Attributes of an IRModule
-------------------------
An IRModule is a collection of functions, indexed by GlobalVars.

.. GENERATED FROM PYTHON SOURCE LINES 156-160

.. code-block:: Python


    mod = mod_from_torch
    print(mod.get_global_vars())





.. rst-class:: sphx-glr-script-out

 .. code-block:: none

    (I.GlobalVar("main"),)




.. GENERATED FROM PYTHON SOURCE LINES 161-163

We can access the functions in the IRModule by indexing with the GlobalVars
or their names

.. GENERATED FROM PYTHON SOURCE LINES 163-170

.. code-block:: Python


    # index by global var name
    print(mod["main"])
    # index by global var, and checking they are the same function
    (gv,) = mod.get_global_vars()
    assert mod[gv] == mod["main"]





.. rst-class:: sphx-glr-script-out

 .. code-block:: none

    # from tvm.script import relax as R

    @R.function
    def main(x: R.Tensor((1, 784), dtype="float32"), p_fc1_weight: R.Tensor((256, 784), dtype="float32"), p_fc1_bias: R.Tensor((256,), dtype="float32"), p_fc2_weight: R.Tensor((10, 256), dtype="float32"), p_fc2_bias: R.Tensor((10,), dtype="float32")) -> R.Tensor((1, 10), dtype="float32"):
        R.func_attr({"num_input": 1})
        with R.dataflow():
            lv: R.Tensor((784, 256), dtype="float32") = R.permute_dims(p_fc1_weight, axes=[1, 0])
            lv1: R.Tensor((1, 256), dtype="float32") = R.matmul(x, lv, out_dtype="float32")
            lv2: R.Tensor((1, 256), dtype="float32") = R.add(p_fc1_bias, lv1)
            lv3: R.Tensor((1, 256), dtype="float32") = R.nn.relu(lv2)
            lv4: R.Tensor((256, 10), dtype="float32") = R.permute_dims(p_fc2_weight, axes=[1, 0])
            lv5: R.Tensor((1, 10), dtype="float32") = R.matmul(lv3, lv4, out_dtype="float32")
            lv6: R.Tensor((1, 10), dtype="float32") = R.add(p_fc2_bias, lv5)
            gv: R.Tensor((1, 10), dtype="float32") = lv6
            R.output(gv)
        return gv




.. GENERATED FROM PYTHON SOURCE LINES 171-181

Transformations on IRModules
----------------------------
Transformations are the import component of Apache TVM. One transformation
takes in an IRModule and outputs another IRModule.
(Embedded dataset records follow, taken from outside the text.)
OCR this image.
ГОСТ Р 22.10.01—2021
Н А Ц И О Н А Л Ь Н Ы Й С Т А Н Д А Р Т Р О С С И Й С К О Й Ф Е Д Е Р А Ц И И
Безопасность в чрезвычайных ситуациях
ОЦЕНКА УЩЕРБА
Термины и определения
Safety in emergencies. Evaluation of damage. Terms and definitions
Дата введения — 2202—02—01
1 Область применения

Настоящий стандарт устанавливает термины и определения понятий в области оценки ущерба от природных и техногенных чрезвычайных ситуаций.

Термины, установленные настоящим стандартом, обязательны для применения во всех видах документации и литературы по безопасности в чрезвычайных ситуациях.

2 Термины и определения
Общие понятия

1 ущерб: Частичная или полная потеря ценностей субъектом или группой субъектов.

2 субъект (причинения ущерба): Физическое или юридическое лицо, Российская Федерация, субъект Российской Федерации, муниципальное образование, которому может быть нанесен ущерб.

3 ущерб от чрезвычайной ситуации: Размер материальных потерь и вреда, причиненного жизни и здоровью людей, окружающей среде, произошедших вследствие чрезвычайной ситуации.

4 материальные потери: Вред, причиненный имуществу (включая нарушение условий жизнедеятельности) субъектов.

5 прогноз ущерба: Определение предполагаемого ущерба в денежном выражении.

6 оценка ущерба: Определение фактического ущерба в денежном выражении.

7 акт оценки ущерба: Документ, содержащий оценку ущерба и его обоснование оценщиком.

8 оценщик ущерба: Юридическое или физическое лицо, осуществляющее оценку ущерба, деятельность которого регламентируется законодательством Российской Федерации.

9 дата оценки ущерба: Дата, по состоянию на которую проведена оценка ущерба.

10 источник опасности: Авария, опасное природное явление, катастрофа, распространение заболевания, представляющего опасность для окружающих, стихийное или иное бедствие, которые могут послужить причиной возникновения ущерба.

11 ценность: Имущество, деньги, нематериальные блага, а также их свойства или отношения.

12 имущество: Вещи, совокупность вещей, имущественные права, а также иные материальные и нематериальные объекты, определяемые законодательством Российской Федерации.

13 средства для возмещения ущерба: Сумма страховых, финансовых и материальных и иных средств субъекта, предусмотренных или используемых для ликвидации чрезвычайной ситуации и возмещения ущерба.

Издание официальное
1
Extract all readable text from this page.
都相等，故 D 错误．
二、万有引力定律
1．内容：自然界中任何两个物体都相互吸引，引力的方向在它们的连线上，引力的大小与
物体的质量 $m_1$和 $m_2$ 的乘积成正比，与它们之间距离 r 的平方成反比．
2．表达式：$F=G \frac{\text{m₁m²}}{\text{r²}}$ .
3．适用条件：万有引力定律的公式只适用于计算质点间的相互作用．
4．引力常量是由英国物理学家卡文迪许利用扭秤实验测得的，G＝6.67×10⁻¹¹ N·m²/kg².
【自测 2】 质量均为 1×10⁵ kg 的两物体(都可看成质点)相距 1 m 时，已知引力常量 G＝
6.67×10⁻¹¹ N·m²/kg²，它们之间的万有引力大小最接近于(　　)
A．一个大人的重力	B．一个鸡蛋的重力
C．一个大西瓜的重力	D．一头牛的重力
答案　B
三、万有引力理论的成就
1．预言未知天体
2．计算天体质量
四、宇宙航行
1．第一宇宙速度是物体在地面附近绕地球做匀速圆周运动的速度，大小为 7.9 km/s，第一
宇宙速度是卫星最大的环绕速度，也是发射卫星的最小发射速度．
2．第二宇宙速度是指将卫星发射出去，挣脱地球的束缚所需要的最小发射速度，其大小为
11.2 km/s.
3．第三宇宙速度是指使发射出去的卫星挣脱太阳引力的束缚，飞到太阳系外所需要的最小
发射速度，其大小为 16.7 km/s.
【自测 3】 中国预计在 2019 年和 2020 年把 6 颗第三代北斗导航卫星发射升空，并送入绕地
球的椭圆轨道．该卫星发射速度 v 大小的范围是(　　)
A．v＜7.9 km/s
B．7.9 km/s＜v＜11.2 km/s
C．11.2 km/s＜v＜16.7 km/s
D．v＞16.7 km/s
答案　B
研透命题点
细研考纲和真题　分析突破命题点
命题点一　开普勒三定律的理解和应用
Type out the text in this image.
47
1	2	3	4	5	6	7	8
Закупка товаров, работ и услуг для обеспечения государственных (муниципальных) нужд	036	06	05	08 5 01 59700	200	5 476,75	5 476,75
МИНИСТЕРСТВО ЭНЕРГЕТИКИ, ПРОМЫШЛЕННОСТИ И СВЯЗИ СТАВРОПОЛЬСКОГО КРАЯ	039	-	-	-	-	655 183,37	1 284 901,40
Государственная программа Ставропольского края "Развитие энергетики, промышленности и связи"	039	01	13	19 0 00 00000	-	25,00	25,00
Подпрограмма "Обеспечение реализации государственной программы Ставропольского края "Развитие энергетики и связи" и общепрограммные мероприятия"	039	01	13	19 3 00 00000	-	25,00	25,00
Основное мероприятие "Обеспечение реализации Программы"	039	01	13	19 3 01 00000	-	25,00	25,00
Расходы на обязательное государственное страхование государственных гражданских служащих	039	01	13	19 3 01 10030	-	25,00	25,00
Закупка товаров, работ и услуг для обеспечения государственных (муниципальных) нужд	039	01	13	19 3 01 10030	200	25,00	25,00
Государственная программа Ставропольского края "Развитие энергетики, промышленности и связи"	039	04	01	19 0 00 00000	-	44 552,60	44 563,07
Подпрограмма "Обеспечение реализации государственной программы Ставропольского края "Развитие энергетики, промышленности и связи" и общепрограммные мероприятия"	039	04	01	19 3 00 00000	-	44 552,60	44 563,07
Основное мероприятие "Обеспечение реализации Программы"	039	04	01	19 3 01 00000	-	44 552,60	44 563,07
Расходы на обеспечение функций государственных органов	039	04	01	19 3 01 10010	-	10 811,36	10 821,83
We can apply a sequence of
transformations to an IRModule to obtain a new IRModule. That is the common way to
optimize a model.

In this getting started tutorial, we only demonstrate how to apply transformations
to an IRModule. For details of each transformation, please refer to the
:ref:`Transformation API Reference <api-relax-transformation>`

.. GENERATED FROM PYTHON SOURCE LINES 183-186

We first apply **LegalizeOps** transformation to the IRModule. This transformation
will convert the Relax module into a mixed stage, with both Relax and TensorIR function
within the same module. Meanwhile, the Relax operators will be converted into ``call_tir``.

.. GENERATED FROM PYTHON SOURCE LINES 186-191

.. code-block:: Python


    mod = mod_from_torch
    mod = relax.transform.LegalizeOps()(mod)
    mod.show()





.. rst-class:: sphx-glr-script-out

 .. code-block:: none

    # from tvm.script import ir as I
    # from tvm.script import tirx as T
    # from tvm.tirx.layout import Axis
    # from tvm.script import relax as R

    @I.ir_module
    class Module:
        @T.prim_func(private=True, s_tir=True)
        def add(p_fc1_bias: T.Buffer((T.int64(256),), "float32"), lv1: T.Buffer((T.int64(1), T.int64(256)), "float32"), T_add: T.Buffer((T.int64(1), T.int64(256)), "float32")):
            T.func_attr({"tirx.noalias": True})
            # with T.sblock("root"):
            for ax0, ax1 in T.grid(T.int64(1), T.int64(256)):
                with T.sblock("T_add"):
                    v_ax0, v_ax1 = T.axis.remap("SS", [ax0, ax1])
                    T.reads(p_fc1_bias[v_ax1], lv1[v_ax0, v_ax1])
                    T.writes(T_add[v_ax0, v_ax1])
                    T_add[v_ax0, v_ax1] = p_fc1_bias[v_ax1] + lv1[v_ax0, v_ax1]

        @T.prim_func(private=True, s_tir=True)
        def add1(p_fc2_bias: T.Buffer((T.int64(10),), "float32"), lv5: T.Buffer((T.int64(1), T.int64(10)), "float32"), T_add: T.Buffer((T.int64(1), T.int64(10)), "float32")):
            T.func_attr({"tirx.noalias": True})
            # with T.sblock("root"):
            for ax0, ax1 in T.grid(T.int64(1), T.int64(10)):
                with T.sblock("T_add"):
                    v_ax0, v_ax1 = T.axis.remap("SS", [ax0, ax1])
                    T.reads(p_fc2_bias[v_ax1], lv5[v_ax0, v_ax1])
                    T.writes(T_add[v_ax0, v_ax1])
                    T_add[v_ax0, v_ax1] = p_fc2_bias[v_ax1] + lv5[v_ax0, v_ax1]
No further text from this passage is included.